L’articolo parte da alcune considerazioni su The Midnight Sky, un film post-apocalittico di-e-con George Clooney che è disponibile su Netflix. Quando inizia il film, il disastro c’è già stato e Clooney interpreta uno dei pochi sopravvissuti che cercano di cavarsela in un contesto assai ostile, su cui però agli spettatori non viene spiegato quasi niente: sappiamo che è successo qualcosa, che è stato catastrofico e che l’umanità è a rischio di estinzione. The Midnight Sky in genere non è piaciuto granché. Di certo non a Baker, che ne parla come di un film vago, in cui persino i personaggi sembrano parlare e curarsi poco della catastrofe di cui evidentemente sono da poco stati testimoni.
Secondo Baker, è un problema comune a tanti altri film catastrofici, che non sono granché interessati all’evento catastrofico in sé e che spesso si limitano a riassumerlo «con un veloce montaggio di notizie di telegiornali» o con «qualche strana reazione chimica in qualche sinistro laboratorio».
Il disastro, scrive Baker, «non sembra mai essere attribuito a una causa specifica, bensì a qualcosa di nebuloso e universale: la “natura umana”, l’arroganza, certi cattivi imprenditori». Le spiegazioni che vengono date agli spettatori «sono lo stretto indispensabile per evitare troppe domande». In The Midnight Sky tutto questo è solo più evidente, ma succedeva già prima, e spesso.

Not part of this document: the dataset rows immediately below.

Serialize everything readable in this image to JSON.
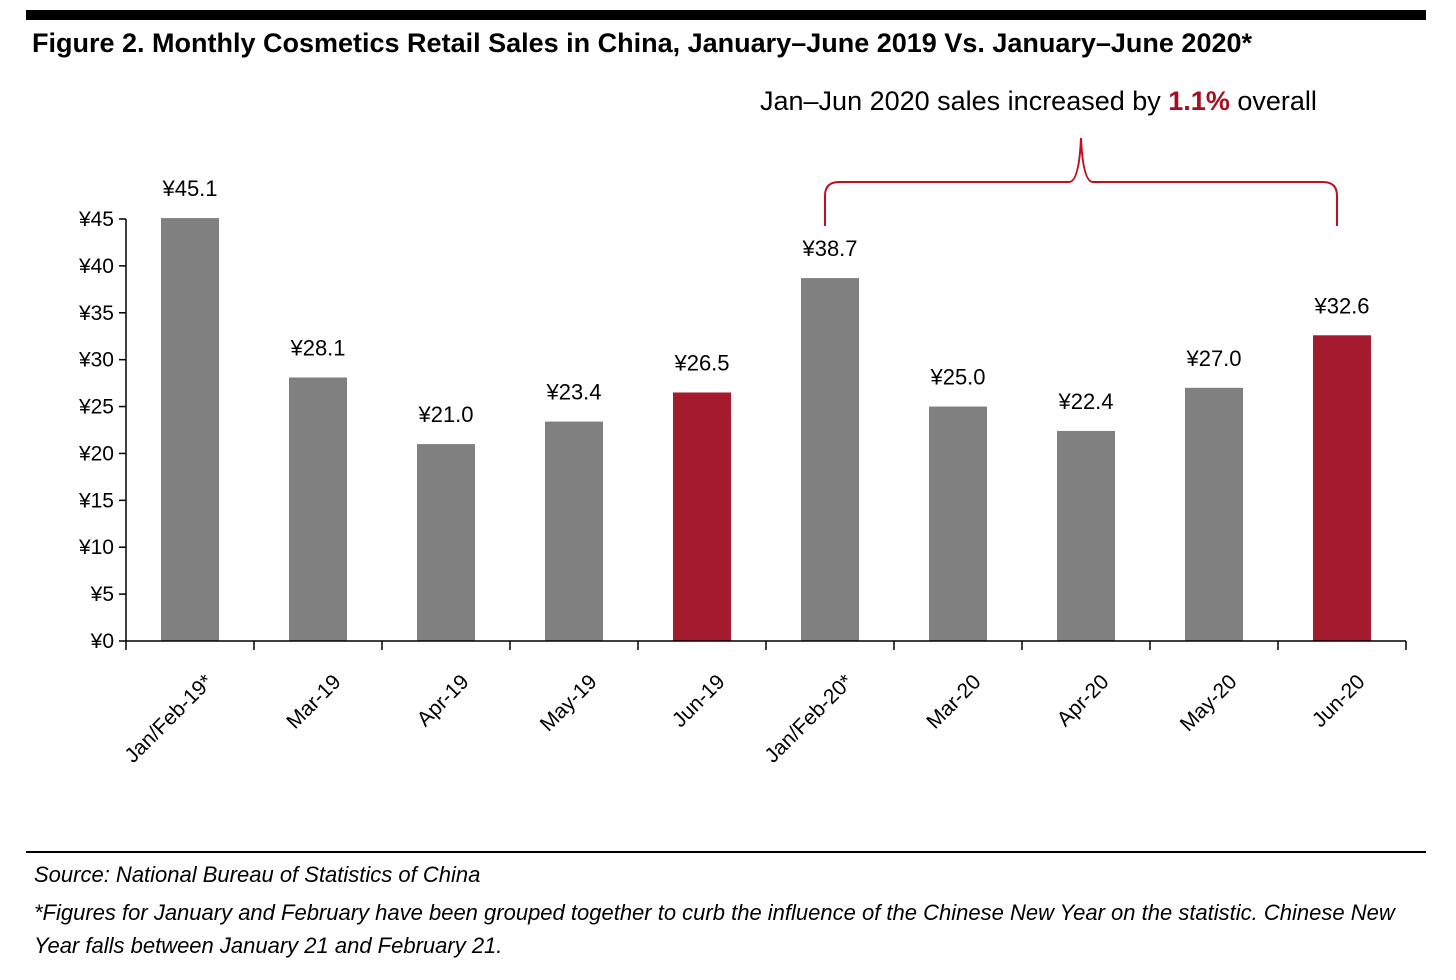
{
  "title": "Figure 2. Monthly Cosmetics Retail Sales in China, January–June 2019 Vs. January–June 2020*",
  "annotation": {
    "prefix": "Jan–Jun 2020 sales increased by ",
    "highlight": "1.1%",
    "suffix": " overall"
  },
  "source": "Source: National Bureau of Statistics of China",
  "footnote": "*Figures for January and February have been grouped together to curb the influence of the Chinese New Year on the statistic. Chinese New Year falls between January 21 and February 21.",
  "colors": {
    "bar": "#808080",
    "highlight": "#a51b2e",
    "bracket": "#c0101f",
    "axis": "#000000"
  },
  "chart_data": {
    "type": "bar",
    "title": "Figure 2. Monthly Cosmetics Retail Sales in China, January–June 2019 Vs. January–June 2020*",
    "xlabel": "",
    "ylabel": "",
    "categories": [
      "Jan/Feb-19*",
      "Mar-19",
      "Apr-19",
      "May-19",
      "Jun-19",
      "Jan/Feb-20*",
      "Mar-20",
      "Apr-20",
      "May-20",
      "Jun-20"
    ],
    "values": [
      45.1,
      28.1,
      21.0,
      23.4,
      26.5,
      38.7,
      25.0,
      22.4,
      27.0,
      32.6
    ],
    "value_labels": [
      "¥45.1",
      "¥28.1",
      "¥21.0",
      "¥23.4",
      "¥26.5",
      "¥38.7",
      "¥25.0",
      "¥22.4",
      "¥27.0",
      "¥32.6"
    ],
    "highlighted": [
      false,
      false,
      false,
      false,
      true,
      false,
      false,
      false,
      false,
      true
    ],
    "yticks": [
      0,
      5,
      10,
      15,
      20,
      25,
      30,
      35,
      40,
      45
    ],
    "ytick_labels": [
      "¥0",
      "¥5",
      "¥10",
      "¥15",
      "¥20",
      "¥25",
      "¥30",
      "¥35",
      "¥40",
      "¥45"
    ],
    "ylim": [
      0,
      45
    ],
    "grid": false,
    "legend": "none"
  }
}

Il fatto è che, secondo Baker, «un tempo andava bene e altri dettagli sarebbero sembrati distraenti e banali», mentre nel 2021 «certe domande sono diventate molto più pressanti per l’umanità»: per la pandemia ma anche per un «patchwork planetario di brutte cose che ci minacciano su vasta scala». L’idea di Baker è che, di conseguenza, anche i film catastrofici debbano provare a rispondere a domande più complesse, magari immaginando meglio e raccontando di più le premesse e le configurazioni di certe catastrofi cinematografiche.

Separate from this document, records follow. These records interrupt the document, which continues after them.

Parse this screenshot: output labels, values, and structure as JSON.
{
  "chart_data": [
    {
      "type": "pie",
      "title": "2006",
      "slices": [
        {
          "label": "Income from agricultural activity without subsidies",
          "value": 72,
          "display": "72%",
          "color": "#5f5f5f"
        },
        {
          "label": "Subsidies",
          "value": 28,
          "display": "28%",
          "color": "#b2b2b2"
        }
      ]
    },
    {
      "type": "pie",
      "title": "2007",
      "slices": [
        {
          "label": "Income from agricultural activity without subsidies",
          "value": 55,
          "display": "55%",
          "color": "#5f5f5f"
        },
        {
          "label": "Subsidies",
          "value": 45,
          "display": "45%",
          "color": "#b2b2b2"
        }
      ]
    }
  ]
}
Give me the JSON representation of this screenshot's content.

Per rispondere a domande di certo non semplici ma più interessanti: «Come ci stiamo preparando, in quanto specie e in quanto pianeta, alle sfide del futuro? Quali e quante disuguaglianze ci saranno? Cosa possiamo cambiare?».

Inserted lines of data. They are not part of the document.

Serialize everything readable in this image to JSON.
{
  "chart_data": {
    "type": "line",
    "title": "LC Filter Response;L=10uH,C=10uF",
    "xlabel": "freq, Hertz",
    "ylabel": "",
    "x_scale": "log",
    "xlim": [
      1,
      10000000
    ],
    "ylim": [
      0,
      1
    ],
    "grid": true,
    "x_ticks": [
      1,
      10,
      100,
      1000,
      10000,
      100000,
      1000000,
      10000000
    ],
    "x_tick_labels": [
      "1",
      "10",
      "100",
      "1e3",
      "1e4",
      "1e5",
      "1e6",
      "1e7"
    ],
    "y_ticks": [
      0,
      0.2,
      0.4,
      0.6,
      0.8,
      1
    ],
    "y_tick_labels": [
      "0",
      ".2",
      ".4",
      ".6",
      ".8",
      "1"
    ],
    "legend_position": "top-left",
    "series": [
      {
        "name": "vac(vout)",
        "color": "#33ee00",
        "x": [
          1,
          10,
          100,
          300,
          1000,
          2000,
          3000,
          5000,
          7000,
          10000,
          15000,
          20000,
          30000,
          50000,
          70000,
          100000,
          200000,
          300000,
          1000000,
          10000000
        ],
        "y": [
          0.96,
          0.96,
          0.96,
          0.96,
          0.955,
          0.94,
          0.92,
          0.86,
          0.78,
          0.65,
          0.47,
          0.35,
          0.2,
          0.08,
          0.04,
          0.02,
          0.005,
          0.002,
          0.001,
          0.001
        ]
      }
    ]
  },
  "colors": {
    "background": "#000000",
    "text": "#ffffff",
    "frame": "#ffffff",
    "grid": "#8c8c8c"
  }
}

È evidente, comunque, che in due o massimo tre ore un film non può di certo farsi troppe domande e dare troppe risposte, specie se di una certa portata. Potrebbero forse farlo meglio, nel caso, certe serie tv e lo stesso Baker ammette che il miglior esempio di quello che vorrebbe vedere in un film finora lo ha letto in un libro: The Ministry for the Future, un romanzo di fantascienza scritto da Kim Stanley Robinson e ambientato nel futuro prossimo, che tra le altre cose parla di «disastro climatico, questioni burocratiche, finanziarie e di governo, esperimenti di geoingegneria, proteste, campi per rifugiati ed ecoterrorismo».
«Finché non avremo più film come questo» scrive Baker «il genere resterà solo uno sbiadito e distorto specchio per l’umanità».